The Federal Reserve, Grant’s notes, is also losing money on its day-to-day operations due to the jump in interest rates over the past year. This represents a historic first for the central bank, analysts Paul Kupiec and Alex Pollock report in today’s Wall Street Journal.
They note that the Fed “did generate profits, which it sent to the Treasury, every year from 1916 on — until last fall. In a development previously unheard of, the Federal Reserve has suffered operating losses of about $42 billion since September 2022.”
“At the current rate of operating loss, the Fed will be fresh out of capital by April Fools’ Day,” Grant’s reports.
“Earning an average of 2.1 percent on its loans and securities while paying in excess of 4.5 percent to its depositors and reverse-repo counterparties,” Grant’s says, “the central bank could hardly not go broke, if the law allowed it.”
Concerns about the Fed’s financial condition were similarly raised by Peter Coy of the New York Times in a piece headlined “The Fed’s Balance Sheet Looks Like Silicon Valley Bank’s.” Mr. Coy ties the Fed’s debacle to rising interest rates, putting the central bank “in an awkward spot.”
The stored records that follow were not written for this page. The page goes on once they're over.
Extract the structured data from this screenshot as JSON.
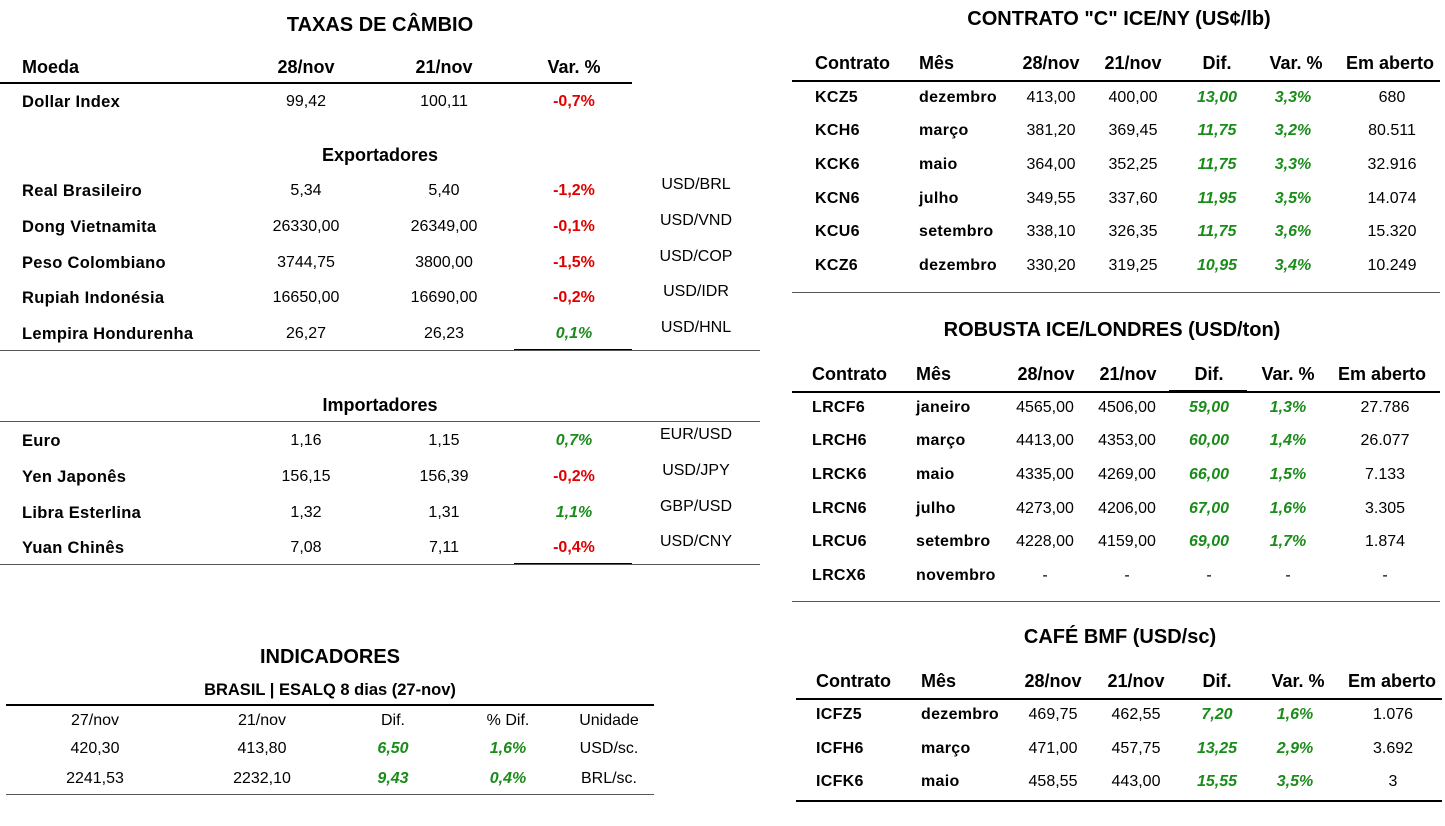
{
  "fx": {
    "title": "TAXAS DE CÂMBIO",
    "headers": [
      "Moeda",
      "28/nov",
      "21/nov",
      "Var. %"
    ],
    "dollar_index": {
      "name": "Dollar Index",
      "v1": "99,42",
      "v2": "100,11",
      "var": "-0,7%",
      "dir": "neg"
    },
    "exporters_title": "Exportadores",
    "exporters": [
      {
        "name": "Real Brasileiro",
        "v1": "5,34",
        "v2": "5,40",
        "var": "-1,2%",
        "dir": "neg",
        "pair": "USD/BRL"
      },
      {
        "name": "Dong Vietnamita",
        "v1": "26330,00",
        "v2": "26349,00",
        "var": "-0,1%",
        "dir": "neg",
        "pair": "USD/VND"
      },
      {
        "name": "Peso Colombiano",
        "v1": "3744,75",
        "v2": "3800,00",
        "var": "-1,5%",
        "dir": "neg",
        "pair": "USD/COP"
      },
      {
        "name": "Rupiah Indonésia",
        "v1": "16650,00",
        "v2": "16690,00",
        "var": "-0,2%",
        "dir": "neg",
        "pair": "USD/IDR"
      },
      {
        "name": "Lempira Hondurenha",
        "v1": "26,27",
        "v2": "26,23",
        "var": "0,1%",
        "dir": "pos",
        "pair": "USD/HNL"
      }
    ],
    "importers_title": "Importadores",
    "importers": [
      {
        "name": "Euro",
        "v1": "1,16",
        "v2": "1,15",
        "var": "0,7%",
        "dir": "pos",
        "pair": "EUR/USD"
      },
      {
        "name": "Yen Japonês",
        "v1": "156,15",
        "v2": "156,39",
        "var": "-0,2%",
        "dir": "neg",
        "pair": "USD/JPY"
      },
      {
        "name": "Libra Esterlina",
        "v1": "1,32",
        "v2": "1,31",
        "var": "1,1%",
        "dir": "pos",
        "pair": "GBP/USD"
      },
      {
        "name": "Yuan Chinês",
        "v1": "7,08",
        "v2": "7,11",
        "var": "-0,4%",
        "dir": "neg",
        "pair": "USD/CNY"
      }
    ]
  },
  "indicators": {
    "title": "INDICADORES",
    "subtitle": "BRASIL | ESALQ 8 dias (27-nov)",
    "headers": [
      "27/nov",
      "21/nov",
      "Dif.",
      "% Dif.",
      "Unidade"
    ],
    "rows": [
      {
        "v1": "420,30",
        "v2": "413,80",
        "dif": "6,50",
        "pct": "1,6%",
        "unit": "USD/sc."
      },
      {
        "v1": "2241,53",
        "v2": "2232,10",
        "dif": "9,43",
        "pct": "0,4%",
        "unit": "BRL/sc."
      }
    ]
  },
  "futures": {
    "headers": [
      "Contrato",
      "Mês",
      "28/nov",
      "21/nov",
      "Dif.",
      "Var. %",
      "Em aberto"
    ],
    "ice_ny": {
      "title": "CONTRATO \"C\" ICE/NY (US¢/lb)",
      "rows": [
        {
          "code": "KCZ5",
          "month": "dezembro",
          "v1": "413,00",
          "v2": "400,00",
          "dif": "13,00",
          "var": "3,3%",
          "oi": "680"
        },
        {
          "code": "KCH6",
          "month": "março",
          "v1": "381,20",
          "v2": "369,45",
          "dif": "11,75",
          "var": "3,2%",
          "oi": "80.511"
        },
        {
          "code": "KCK6",
          "month": "maio",
          "v1": "364,00",
          "v2": "352,25",
          "dif": "11,75",
          "var": "3,3%",
          "oi": "32.916"
        },
        {
          "code": "KCN6",
          "month": "julho",
          "v1": "349,55",
          "v2": "337,60",
          "dif": "11,95",
          "var": "3,5%",
          "oi": "14.074"
        },
        {
          "code": "KCU6",
          "month": "setembro",
          "v1": "338,10",
          "v2": "326,35",
          "dif": "11,75",
          "var": "3,6%",
          "oi": "15.320"
        },
        {
          "code": "KCZ6",
          "month": "dezembro",
          "v1": "330,20",
          "v2": "319,25",
          "dif": "10,95",
          "var": "3,4%",
          "oi": "10.249"
        }
      ]
    },
    "robusta": {
      "title": "ROBUSTA ICE/LONDRES (USD/ton)",
      "rows": [
        {
          "code": "LRCF6",
          "month": "janeiro",
          "v1": "4565,00",
          "v2": "4506,00",
          "dif": "59,00",
          "var": "1,3%",
          "oi": "27.786"
        },
        {
          "code": "LRCH6",
          "month": "março",
          "v1": "4413,00",
          "v2": "4353,00",
          "dif": "60,00",
          "var": "1,4%",
          "oi": "26.077"
        },
        {
          "code": "LRCK6",
          "month": "maio",
          "v1": "4335,00",
          "v2": "4269,00",
          "dif": "66,00",
          "var": "1,5%",
          "oi": "7.133"
        },
        {
          "code": "LRCN6",
          "month": "julho",
          "v1": "4273,00",
          "v2": "4206,00",
          "dif": "67,00",
          "var": "1,6%",
          "oi": "3.305"
        },
        {
          "code": "LRCU6",
          "month": "setembro",
          "v1": "4228,00",
          "v2": "4159,00",
          "dif": "69,00",
          "var": "1,7%",
          "oi": "1.874"
        },
        {
          "code": "LRCX6",
          "month": "novembro",
          "v1": "-",
          "v2": "-",
          "dif": "-",
          "var": "-",
          "oi": "-"
        }
      ]
    },
    "bmf": {
      "title": "CAFÉ BMF (USD/sc)",
      "rows": [
        {
          "code": "ICFZ5",
          "month": "dezembro",
          "v1": "469,75",
          "v2": "462,55",
          "dif": "7,20",
          "var": "1,6%",
          "oi": "1.076"
        },
        {
          "code": "ICFH6",
          "month": "março",
          "v1": "471,00",
          "v2": "457,75",
          "dif": "13,25",
          "var": "2,9%",
          "oi": "3.692"
        },
        {
          "code": "ICFK6",
          "month": "maio",
          "v1": "458,55",
          "v2": "443,00",
          "dif": "15,55",
          "var": "3,5%",
          "oi": "3"
        }
      ]
    }
  }
}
“The Federal Reserve is having to pay more and more on its liabilities while experiencing bigger and bigger losses on its assets — just like Silicon Valley Bank,” continues Mr. Coy. Another monetary researcher, Thomas Hogan, tells the Sun, “The Fed is definitely insolvent by traditional definitions.”
Mr. Hogan notes that “the Fed avoids showing this on its balance sheet” by calling the losses a “deferred asset.” Mr. Hogan explains that is “a running count of the amount it owes to the Treasury and will repay once its cash flows eventually become positive.”
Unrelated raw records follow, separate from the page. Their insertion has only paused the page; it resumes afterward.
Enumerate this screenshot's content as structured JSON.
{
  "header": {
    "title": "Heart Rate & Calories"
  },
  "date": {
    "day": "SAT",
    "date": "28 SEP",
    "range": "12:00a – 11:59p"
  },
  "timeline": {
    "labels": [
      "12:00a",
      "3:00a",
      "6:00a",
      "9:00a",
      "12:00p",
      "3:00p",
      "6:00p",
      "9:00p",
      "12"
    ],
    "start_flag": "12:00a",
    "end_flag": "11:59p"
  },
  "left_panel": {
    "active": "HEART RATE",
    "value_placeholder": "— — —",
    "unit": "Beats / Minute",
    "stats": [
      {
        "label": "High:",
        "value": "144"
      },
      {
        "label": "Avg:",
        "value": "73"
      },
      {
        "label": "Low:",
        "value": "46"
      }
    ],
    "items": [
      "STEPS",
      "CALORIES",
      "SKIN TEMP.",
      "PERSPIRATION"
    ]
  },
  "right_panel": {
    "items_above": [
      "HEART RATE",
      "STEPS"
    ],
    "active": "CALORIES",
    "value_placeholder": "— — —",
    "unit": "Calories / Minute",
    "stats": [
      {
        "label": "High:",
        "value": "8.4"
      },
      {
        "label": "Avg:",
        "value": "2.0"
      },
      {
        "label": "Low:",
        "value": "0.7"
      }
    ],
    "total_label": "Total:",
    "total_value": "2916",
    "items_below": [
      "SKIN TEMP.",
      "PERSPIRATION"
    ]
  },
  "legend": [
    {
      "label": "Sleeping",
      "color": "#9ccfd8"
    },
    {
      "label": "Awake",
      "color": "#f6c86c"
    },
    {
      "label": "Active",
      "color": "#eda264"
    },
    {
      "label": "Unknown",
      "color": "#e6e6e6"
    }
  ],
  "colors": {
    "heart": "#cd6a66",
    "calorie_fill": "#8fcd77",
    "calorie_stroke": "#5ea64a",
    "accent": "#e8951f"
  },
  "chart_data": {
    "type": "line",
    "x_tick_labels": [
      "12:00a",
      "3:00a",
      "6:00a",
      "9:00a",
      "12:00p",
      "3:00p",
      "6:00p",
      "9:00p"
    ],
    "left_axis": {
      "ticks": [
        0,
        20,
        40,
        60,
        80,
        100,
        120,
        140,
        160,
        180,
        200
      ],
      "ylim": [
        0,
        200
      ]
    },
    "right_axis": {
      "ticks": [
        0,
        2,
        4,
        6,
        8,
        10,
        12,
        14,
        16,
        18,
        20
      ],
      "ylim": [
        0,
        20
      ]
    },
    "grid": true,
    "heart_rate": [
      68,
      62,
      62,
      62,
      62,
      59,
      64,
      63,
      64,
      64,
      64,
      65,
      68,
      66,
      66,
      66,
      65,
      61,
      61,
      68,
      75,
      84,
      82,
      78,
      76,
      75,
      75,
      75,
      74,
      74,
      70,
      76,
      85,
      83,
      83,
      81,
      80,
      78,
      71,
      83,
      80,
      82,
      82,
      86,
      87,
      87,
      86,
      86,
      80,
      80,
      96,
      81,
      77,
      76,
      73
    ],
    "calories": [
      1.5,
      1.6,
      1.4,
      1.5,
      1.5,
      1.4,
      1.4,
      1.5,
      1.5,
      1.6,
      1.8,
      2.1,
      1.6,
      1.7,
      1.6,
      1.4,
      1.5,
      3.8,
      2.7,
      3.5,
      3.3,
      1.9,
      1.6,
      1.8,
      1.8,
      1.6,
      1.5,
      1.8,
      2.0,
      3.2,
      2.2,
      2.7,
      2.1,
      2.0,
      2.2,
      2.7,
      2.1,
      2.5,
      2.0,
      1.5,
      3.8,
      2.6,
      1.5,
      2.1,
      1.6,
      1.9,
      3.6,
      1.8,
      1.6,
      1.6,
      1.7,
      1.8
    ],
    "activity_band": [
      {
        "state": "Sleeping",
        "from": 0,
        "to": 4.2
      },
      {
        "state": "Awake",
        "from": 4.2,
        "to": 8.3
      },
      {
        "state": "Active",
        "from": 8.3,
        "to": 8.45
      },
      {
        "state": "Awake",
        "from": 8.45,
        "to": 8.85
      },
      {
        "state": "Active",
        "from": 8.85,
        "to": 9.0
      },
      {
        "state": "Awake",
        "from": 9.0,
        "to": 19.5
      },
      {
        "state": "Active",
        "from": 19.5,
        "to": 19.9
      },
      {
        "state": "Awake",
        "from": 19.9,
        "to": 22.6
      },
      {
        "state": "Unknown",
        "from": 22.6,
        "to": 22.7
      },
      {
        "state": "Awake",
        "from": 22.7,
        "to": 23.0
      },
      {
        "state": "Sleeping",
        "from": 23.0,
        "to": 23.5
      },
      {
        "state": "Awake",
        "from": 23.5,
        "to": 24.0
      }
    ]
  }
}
Mr. Hogan, the senior research faculty at the American Institute for Economic Research, says “for practical purposes, its capital is negative, and the Fed is insolvent.” The insolvency, Mr. Hogan says, is “the result, rather than the cause, of problems at the Fed.”
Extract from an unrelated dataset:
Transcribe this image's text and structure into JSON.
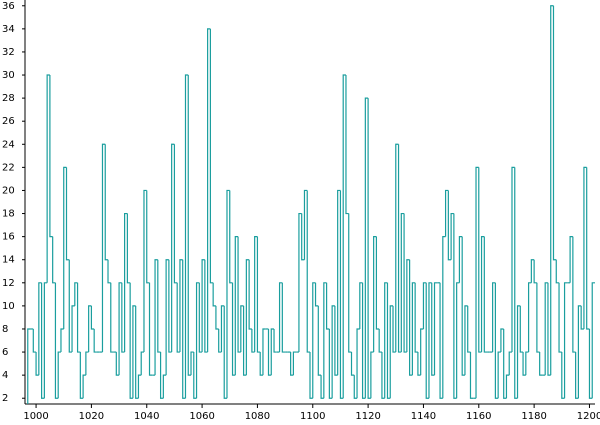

He traces it to the Fed’s actions after the 2008 financial crisis.
That’s when the Fed “expanded its balance sheet with large-scale asset purchases” — quantitative easing — “while paying banks interest to hold that cash as reserves.” Mr Hogan concludes that the “Fed’s insolvency is the result of its efforts to dominate financial markets and is yet another example of it going beyond the rules given to it by Congress.”
The Fed did not respond to requests via phone and email for comment regarding its solvency. Yet in recent remarks on Capitol Hill, the central bank’s chairman, Jerome Powell, downplayed the concerns in a colloquy with Representative French Hill of Arkansas.
“Does the Fed need a positive capital cushion in order to carry out its mission as our central bank?” Mr. Hill asked Mr. Powell. “No, we don’t,” was Mr. Powell’s reply. He added that the Fed has “a very thin sliver of capital, but it’s sort of symbolic.”